Chapter 4.6, Problem 59PS

Solution

i.

To graph: The given function and determine the energy released by the indicated earthquake.

USA: $2.356\times {10}^4$ kilowatt-hours

GREECE: $1.145\times {10}^7$ kilowatt-hours

JAPAN: $1.2689\times {10}^8$ kilowatt-hours

Given:

A function $R=0.67log\left(0.37E\right)+1.46$.

Concept Used:

The intersection point on the graph represents the energy released by the earthquake. The $x$ axis of the graph represents the energy released in kilowatts hours and $y$ axis represents the Richter magnitude.

Calculation:

Substitute the function $R=0.67log\left(0.37E\right)+1.46$ in a graphing calculator to obtain the graph.

  

From the graph, it is understood that when the Richter magnitudes are $4.1,5.9$ and $6.6$ the corresponding released energy are $23555.7,11446300$ and $126894000$ kilowatt-hours respectively.

Conclusion:

The energy released in USA, GREECE and JAPAN are $2.356\times {10}^4$ , $1.145\times {10}^7$ and $1.2689\times {10}^8$ kilowatt-hours respectively.

ii.

To solve: The formed logarithmic equation to find the released energy.

USA: $2.354\times {10}^4$ kilowatt hours

GREECE: $1.142\times {10}^7$ kilowatt hours

JAPAN: $1.264\times {10}^8$ kilowatt hours

Given:

The Richter magnitudes are $4.1,5.9$ and $6.6$.

Concept Used:

Calculation:

According to the problem statement, following equation has been formed:

  $4.1=0.67\log \left(0.37E\right)+1.46$ ……(i)

  $5.9=0.67\log \left(0.37E\right)+1.46$ ……(ii)

  $6.6=0.67\log \left(0.37E\right)+1.46$ ……(iii)

Now solve equation (i) to obtain the energy released in the USA.

  $\begin{array}{c}4.1=0.67\log \left(0.37E\right)+1.46\\ 3.94=\log (0.37E)\\ {10}^{3.94}={10}^{\log \left(0.37E\right)}\end{array}$

Thus,

  $\begin{array}{c}0.37E=8709.63589\\ E=23539.55\\ E=2.354\times {10}^4\text{ kilowatt-hours}\end{array}$

Similarly, solve equation (ii) to obtain the energy released in the GREECE.

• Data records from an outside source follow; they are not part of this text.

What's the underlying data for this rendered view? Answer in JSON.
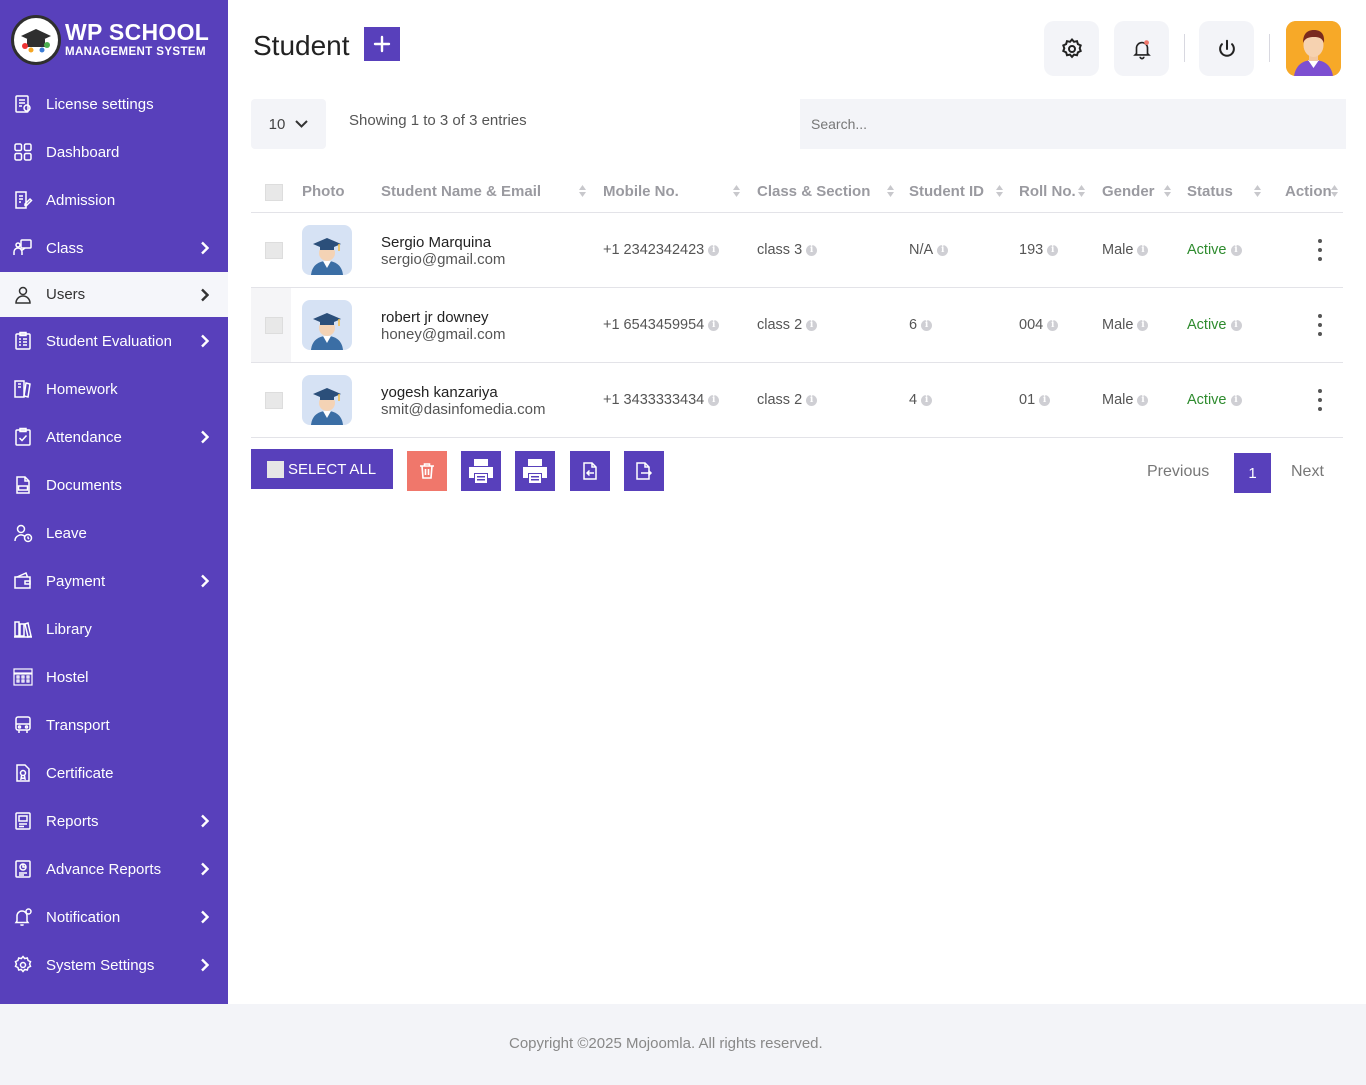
{
  "brand": {
    "title": "WP SCHOOL",
    "subtitle": "MANAGEMENT SYSTEM"
  },
  "sidebar": {
    "items": [
      {
        "label": "License settings",
        "icon": "license-icon",
        "chevron": false
      },
      {
        "label": "Dashboard",
        "icon": "dashboard-icon",
        "chevron": false
      },
      {
        "label": "Admission",
        "icon": "admission-icon",
        "chevron": false
      },
      {
        "label": "Class",
        "icon": "class-icon",
        "chevron": true
      },
      {
        "label": "Users",
        "icon": "user-icon",
        "chevron": true,
        "active": true
      },
      {
        "label": "Student Evaluation",
        "icon": "evaluation-icon",
        "chevron": true
      },
      {
        "label": "Homework",
        "icon": "homework-icon",
        "chevron": false
      },
      {
        "label": "Attendance",
        "icon": "attendance-icon",
        "chevron": true
      },
      {
        "label": "Documents",
        "icon": "documents-icon",
        "chevron": false
      },
      {
        "label": "Leave",
        "icon": "leave-icon",
        "chevron": false
      },
      {
        "label": "Payment",
        "icon": "wallet-icon",
        "chevron": true
      },
      {
        "label": "Library",
        "icon": "library-icon",
        "chevron": false
      },
      {
        "label": "Hostel",
        "icon": "hostel-icon",
        "chevron": false
      },
      {
        "label": "Transport",
        "icon": "bus-icon",
        "chevron": false
      },
      {
        "label": "Certificate",
        "icon": "certificate-icon",
        "chevron": false
      },
      {
        "label": "Reports",
        "icon": "reports-icon",
        "chevron": true
      },
      {
        "label": "Advance Reports",
        "icon": "advance-reports-icon",
        "chevron": true
      },
      {
        "label": "Notification",
        "icon": "notification-icon",
        "chevron": true
      },
      {
        "label": "System Settings",
        "icon": "settings-icon",
        "chevron": true
      }
    ]
  },
  "header": {
    "title": "Student"
  },
  "controls": {
    "page_length": "10",
    "info": "Showing 1 to 3 of 3 entries",
    "search_placeholder": "Search..."
  },
  "table": {
    "columns": [
      "Photo",
      "Student Name & Email",
      "Mobile No.",
      "Class & Section",
      "Student ID",
      "Roll No.",
      "Gender",
      "Status",
      "Action"
    ],
    "rows": [
      {
        "name": "Sergio Marquina",
        "email": "sergio@gmail.com",
        "mobile": "+1 2342342423",
        "class": "class 3",
        "student_id": "N/A",
        "roll": "193",
        "gender": "Male",
        "status": "Active"
      },
      {
        "name": "robert jr downey",
        "email": "honey@gmail.com",
        "mobile": "+1 6543459954",
        "class": "class 2",
        "student_id": "6",
        "roll": "004",
        "gender": "Male",
        "status": "Active"
      },
      {
        "name": "yogesh kanzariya",
        "email": "smit@dasinfomedia.com",
        "mobile": "+1 3433333434",
        "class": "class 2",
        "student_id": "4",
        "roll": "01",
        "gender": "Male",
        "status": "Active"
      }
    ]
  },
  "actions": {
    "select_all": "SELECT ALL"
  },
  "pager": {
    "previous": "Previous",
    "current": "1",
    "next": "Next"
  },
  "footer": {
    "copyright": "Copyright ©2025 Mojoomla. All rights reserved."
  },
  "colors": {
    "primary": "#5840bb",
    "delete": "#f0776b",
    "status_active": "#2e8b2e",
    "surface": "#f3f4f8"
  }
}
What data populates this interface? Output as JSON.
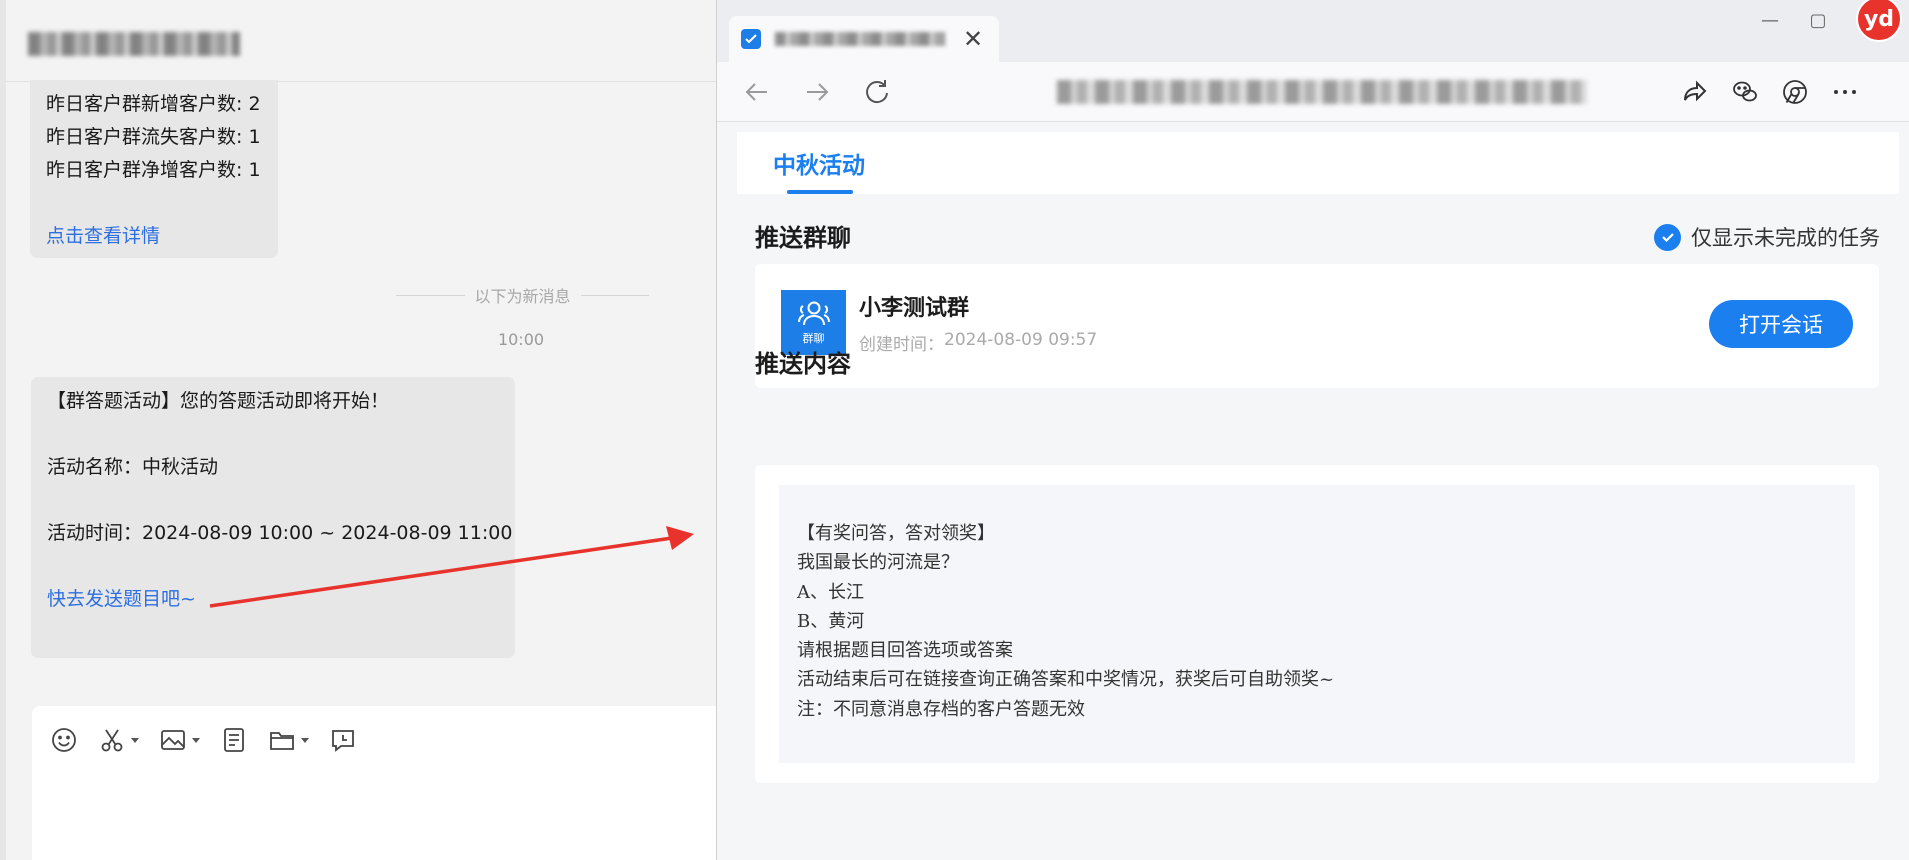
{
  "colors": {
    "accent": "#1b7ff0",
    "link": "#2d6fe0",
    "arrow": "#e8332d"
  },
  "chat": {
    "bubble1": {
      "lines": [
        "昨日客户群新增客户数: 2",
        "昨日客户群流失客户数: 1",
        "昨日客户群净增客户数: 1"
      ],
      "link": "点击查看详情"
    },
    "divider_text": "以下为新消息",
    "time": "10:00",
    "bubble2": {
      "line1": "【群答题活动】您的答题活动即将开始！",
      "line2": "活动名称：中秋活动",
      "line3": "活动时间：2024-08-09 10:00 ~ 2024-08-09 11:00",
      "link": "快去发送题目吧~"
    },
    "toolbar_icons": [
      "emoji-icon",
      "scissors-icon",
      "image-icon",
      "document-icon",
      "folder-icon",
      "clock-message-icon"
    ]
  },
  "browser": {
    "tab_close": "✕",
    "window_controls": {
      "minimize": "—",
      "maximize": "▢"
    },
    "avatar_text": "yd",
    "page": {
      "tab_label": "中秋活动",
      "section1_title": "推送群聊",
      "filter_label": "仅显示未完成的任务",
      "group": {
        "avatar_label": "群聊",
        "name": "小李测试群",
        "created_label": "创建时间：",
        "created_time": "2024-08-09 09:57",
        "open_button": "打开会话"
      },
      "section2_title": "推送内容",
      "content_lines": [
        "【有奖问答，答对领奖】",
        "我国最长的河流是？",
        "A、长江",
        "B、黄河",
        "请根据题目回答选项或答案",
        "活动结束后可在链接查询正确答案和中奖情况，获奖后可自助领奖~",
        "注：不同意消息存档的客户答题无效"
      ]
    }
  }
}
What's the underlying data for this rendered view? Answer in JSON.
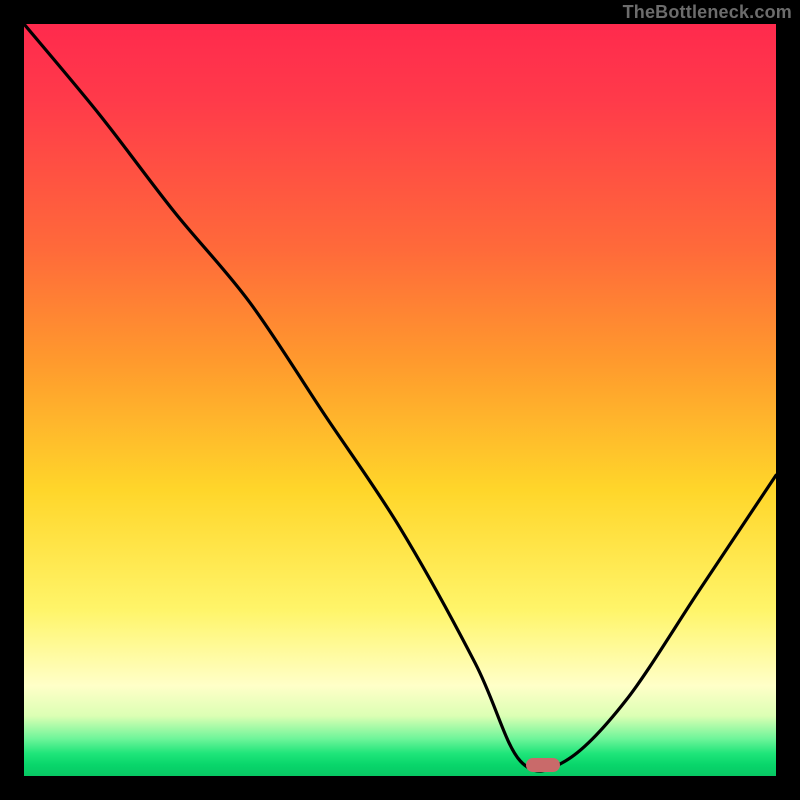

  $\begin{array}{c}5.9=0.67\log \left(0.37E\right)+1.46\\ 4.44=0.67\log \left(0.37E\right)\\ 6.626=\log \left(0.37E\right)\\ {10}^{6.626}={10}^{\log \left(0.37E\right)}\end{array}$

Thus,

  $\begin{array}{c}0.37E=4226686.14266\\ E=1.142\times {10}^7\text{ kilowatt-hours}\end{array}$

And finally, solve the equation (iii) to obtain the energy released in JAPAN.

  $\begin{array}{l}6.6=0.67\log \left(0.37E\right)+1.46\\ 5.14=0.67\log \left(0.37E\right)\\ 7.67=\log \left(0.37E\right)\\ {10}^{7.67}={10}^{\log \left(0.37E\right)}\end{array}$

Thus,

  $\begin{array}{c}0.37E=46773514.128\\ E=1.264\times {10}^8\text{ kilowatt-hours}\end{array}$

Conclusion:

The energy released in USA, GREECE and JAPAN is $2.354\times {10}^4$ , $1.142\times {10}^7$ and $1.264\times {10}^8$ kilowatt hours respectively.